I declare an interest. I was the first journalist to write about the paper and its view that many biofuels were often no more environmentally friendly than fossil fuels, and that governments should not be rigging the market in their favour with subsidies and targets for its use. This was then picked up by media around the world. Many of us were not clear enough that this was a working paper, prepared by outside experts, in association with Brice Lalonde, the chairman of the round table, who works from the OECD office but not for it (clear now?).

Richard Doornbosch, one author, is the principle adviser to the round table, also based at the OECD. Ron Steenblik, the other, joined the International Institute for Sustainable Development in Canada in 2006. Before that he spent four years as a senior trade policy analyst at the OECD.

Nor has the Paris-based outfit seemed unhappy to be associated with the report, which fits its view that there should be no subsidies or picking winners in technology terms.

Nevertheless, the biofuel industry is fuming. The Renewable Fuels Association and European Bioethanol Fuel Association have written a letter to Angel Gurria, OECD secretary-general, asking him to “disavow this report”. (Find it here). They point out that the European Commission is still sticking to its target of generating 10 per cent of vehicle fuels from plants by 2020 and that real OECD reports have talked up the potential of biofuels.

Gurria has responded, noting that the report is consistent with OECD thinking.

The US has also launched an offensive. Thomas Dorr, US under-secretary of agriculture, was in Brussels this week telling reporters that he hadn’t bothered reading the report as it was not official. “The biofuels industry is so new anyone can make any case they wish to,” he said. He says the 51 US cents a gallon credit to farmers for turning corn into ethanol was an investment – and less than subsidies given to the oil industry through lax regulation. He also pointed out that corn yields had risen by a quarter in a few years and the amount of ethanol that could be squeezed from a bushel was growing fast. Mr Dorr should know – he spent 30 years growing corn in Iowa.
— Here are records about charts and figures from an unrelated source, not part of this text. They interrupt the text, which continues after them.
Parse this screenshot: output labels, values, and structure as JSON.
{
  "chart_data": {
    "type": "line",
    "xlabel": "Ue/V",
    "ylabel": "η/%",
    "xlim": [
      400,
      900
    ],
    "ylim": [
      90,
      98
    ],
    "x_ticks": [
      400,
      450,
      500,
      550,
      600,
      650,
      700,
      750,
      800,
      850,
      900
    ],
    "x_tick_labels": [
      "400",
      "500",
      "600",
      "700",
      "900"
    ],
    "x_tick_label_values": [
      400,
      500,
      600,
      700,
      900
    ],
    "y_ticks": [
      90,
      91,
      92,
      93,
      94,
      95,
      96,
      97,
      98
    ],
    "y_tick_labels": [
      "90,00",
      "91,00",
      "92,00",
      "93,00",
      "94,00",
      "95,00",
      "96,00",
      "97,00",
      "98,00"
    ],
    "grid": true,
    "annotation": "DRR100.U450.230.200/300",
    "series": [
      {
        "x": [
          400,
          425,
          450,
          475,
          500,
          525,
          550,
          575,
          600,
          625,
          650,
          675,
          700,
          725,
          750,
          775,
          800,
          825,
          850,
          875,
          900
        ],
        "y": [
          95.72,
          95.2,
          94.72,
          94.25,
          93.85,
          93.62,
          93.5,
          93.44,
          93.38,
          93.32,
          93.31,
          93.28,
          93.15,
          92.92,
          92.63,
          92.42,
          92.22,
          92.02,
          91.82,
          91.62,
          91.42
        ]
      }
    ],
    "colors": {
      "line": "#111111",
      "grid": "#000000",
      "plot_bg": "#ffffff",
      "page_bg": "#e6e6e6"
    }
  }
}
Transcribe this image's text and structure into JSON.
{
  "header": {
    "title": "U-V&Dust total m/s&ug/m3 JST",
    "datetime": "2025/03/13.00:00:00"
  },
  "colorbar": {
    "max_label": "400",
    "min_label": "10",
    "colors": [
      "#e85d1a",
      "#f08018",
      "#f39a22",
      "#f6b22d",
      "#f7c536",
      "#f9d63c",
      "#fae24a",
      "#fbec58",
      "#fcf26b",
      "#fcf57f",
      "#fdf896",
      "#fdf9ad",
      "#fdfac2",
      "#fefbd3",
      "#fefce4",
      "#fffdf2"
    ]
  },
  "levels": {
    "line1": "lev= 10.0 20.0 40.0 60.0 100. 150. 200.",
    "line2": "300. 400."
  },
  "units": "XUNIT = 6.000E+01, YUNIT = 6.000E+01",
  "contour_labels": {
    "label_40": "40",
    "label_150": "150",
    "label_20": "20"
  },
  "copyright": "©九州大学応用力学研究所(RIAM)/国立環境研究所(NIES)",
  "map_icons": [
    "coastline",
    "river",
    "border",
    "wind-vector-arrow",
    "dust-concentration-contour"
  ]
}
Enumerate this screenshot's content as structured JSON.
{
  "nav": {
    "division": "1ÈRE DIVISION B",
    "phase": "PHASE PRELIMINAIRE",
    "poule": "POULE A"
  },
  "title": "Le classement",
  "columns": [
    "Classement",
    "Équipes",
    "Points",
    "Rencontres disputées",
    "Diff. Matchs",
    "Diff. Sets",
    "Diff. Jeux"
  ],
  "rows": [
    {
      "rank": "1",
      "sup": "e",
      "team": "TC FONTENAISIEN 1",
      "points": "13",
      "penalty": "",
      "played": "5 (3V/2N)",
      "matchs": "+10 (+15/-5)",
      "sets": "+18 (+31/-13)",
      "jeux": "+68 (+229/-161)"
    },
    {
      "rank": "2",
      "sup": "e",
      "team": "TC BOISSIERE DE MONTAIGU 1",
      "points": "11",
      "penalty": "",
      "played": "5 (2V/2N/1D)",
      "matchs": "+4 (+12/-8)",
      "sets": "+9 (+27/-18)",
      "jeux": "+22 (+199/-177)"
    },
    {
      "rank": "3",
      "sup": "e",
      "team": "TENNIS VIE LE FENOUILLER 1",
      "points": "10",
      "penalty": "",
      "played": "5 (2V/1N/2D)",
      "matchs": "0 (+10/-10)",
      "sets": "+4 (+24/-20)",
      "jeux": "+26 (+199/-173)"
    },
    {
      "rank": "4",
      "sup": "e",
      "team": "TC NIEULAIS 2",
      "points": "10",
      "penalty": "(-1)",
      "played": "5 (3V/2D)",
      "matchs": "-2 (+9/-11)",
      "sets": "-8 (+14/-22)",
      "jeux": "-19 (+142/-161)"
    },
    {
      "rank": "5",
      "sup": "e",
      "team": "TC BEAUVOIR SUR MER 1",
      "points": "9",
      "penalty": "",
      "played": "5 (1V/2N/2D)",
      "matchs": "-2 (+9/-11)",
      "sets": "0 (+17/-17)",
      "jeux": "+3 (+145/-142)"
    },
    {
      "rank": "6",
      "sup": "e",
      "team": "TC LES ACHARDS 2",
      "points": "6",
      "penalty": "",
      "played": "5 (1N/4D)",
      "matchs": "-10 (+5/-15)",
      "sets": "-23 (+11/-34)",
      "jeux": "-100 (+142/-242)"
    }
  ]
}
Steenblik himself is dismayed at all the attention and has said the views were his own, as the Biopact website was all too eager to point out. It tore into the media coverage, though , like the author, it favours imported ethanol from developing countries rather than uncompetitive subsidised western products. “Big chunks of it have completely been left out of the coverage,” its blogger fumed.

However, when the New York Times used the report to write something it liked, its tune changed, citing a “recent report from the Organization for Economic Co-operation and Development, a Paris-based global economic think tank [note, the report was not by the OECD, but that's a detail]”.

The biofuels industry may not have the last word. Brice Lalonde, who told me after the meeting that participants from several governments had expressed grave doubts about the dash to biofuels, has just been made French ambassador for climate change.